DOOM a emprunté la voie pittoresque vers la reconnaissance et a gagné une place dans les annales de l'histoire selon ses propres conditions, mais il est difficile de voir cela comme une fin heureuse, car même si son histoire consiste à renverser la sagesse acceptée selon laquelle compromettre votre talent artistique pour Pour accroître sa portée, il s'agit également de la façon dont l'Amérique traite les immigrants qui contribuent à la richesse de notre culture, qui donnent beaucoup d'eux-mêmes et demandent très peu au gouvernement mais ne peuvent pas obtenir une juste part. DOOM a grandi à Long Island après être né à Londres en 1971 de parents originaires du Zimbabwe et de Trinidad. (En 2012, il a ditROTATIONils n'étaient que de passage.) Cela est devenu un problème en 2010 lorsqu'il est parti en tournée en Europe derrière le film de 2009.Né comme çaet a appris qu'il lui avait été interdit de rentrer dans le pays où il avait passé la majeure partie de sa vie, un effet secondaire cruel d'un pays qui a resserré ses frontières à la suite du 11 septembre.

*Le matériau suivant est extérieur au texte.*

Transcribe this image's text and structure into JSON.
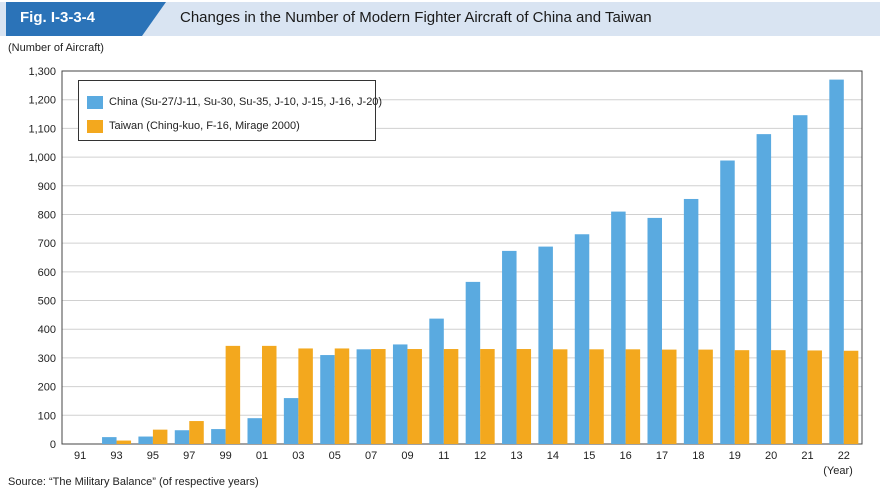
{
  "figure": {
    "number": "Fig. I-3-3-4",
    "title": "Changes in the Number of Modern Fighter Aircraft of China and Taiwan",
    "y_unit_label": "(Number of Aircraft)",
    "x_unit_label": "(Year)",
    "source": "Source: “The Military Balance” (of respective years)"
  },
  "colors": {
    "china": "#5aaae0",
    "taiwan": "#f3a81e",
    "header_tab": "#2b73b8",
    "header_band": "#d9e4f2"
  },
  "chart_data": {
    "type": "bar",
    "title": "Changes in the Number of Modern Fighter Aircraft of China and Taiwan",
    "ylabel": "(Number of Aircraft)",
    "xlabel": "(Year)",
    "ylim": [
      0,
      1300
    ],
    "yticks": [
      0,
      100,
      200,
      300,
      400,
      500,
      600,
      700,
      800,
      900,
      1000,
      1100,
      1200,
      1300
    ],
    "ytick_labels": [
      "0",
      "100",
      "200",
      "300",
      "400",
      "500",
      "600",
      "700",
      "800",
      "900",
      "1,000",
      "1,100",
      "1,200",
      "1,300"
    ],
    "grid": true,
    "legend_position": "top-left",
    "categories": [
      "91",
      "93",
      "95",
      "97",
      "99",
      "01",
      "03",
      "05",
      "07",
      "09",
      "11",
      "12",
      "13",
      "14",
      "15",
      "16",
      "17",
      "18",
      "19",
      "20",
      "21",
      "22"
    ],
    "series": [
      {
        "name": "China (Su-27/J-11, Su-30, Su-35, J-10, J-15, J-16, J-20)",
        "color": "#5aaae0",
        "values": [
          0,
          24,
          26,
          48,
          52,
          90,
          160,
          310,
          330,
          347,
          437,
          565,
          673,
          688,
          731,
          810,
          788,
          854,
          988,
          1080,
          1146,
          1270
        ]
      },
      {
        "name": "Taiwan (Ching-kuo, F-16, Mirage 2000)",
        "color": "#f3a81e",
        "values": [
          0,
          12,
          50,
          80,
          342,
          342,
          333,
          333,
          331,
          331,
          331,
          331,
          331,
          330,
          330,
          330,
          329,
          329,
          327,
          327,
          326,
          325
        ]
      }
    ]
  }
}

DOOM a changé le visage de la musique américaine et n'a jamais eu l'occasion de donner un autre concert aux États-Unis, un baiser aussi froid que le tapis arraché sous KMD parce queun écrivain qui n'avait jamais entendu le disque a décidéBâtards noirsétait un matériau incendiaire. Alors que nous pleurons cet homme, il nous incombe de parler non seulement de sa grandeur, mais aussi de l'étroitesse d'esprit et de la cruauté qui ont compliqué sa vie et nécessité son tournant sombre. Le méchant s’est débrouillé ; arrêtons de faire des méchants.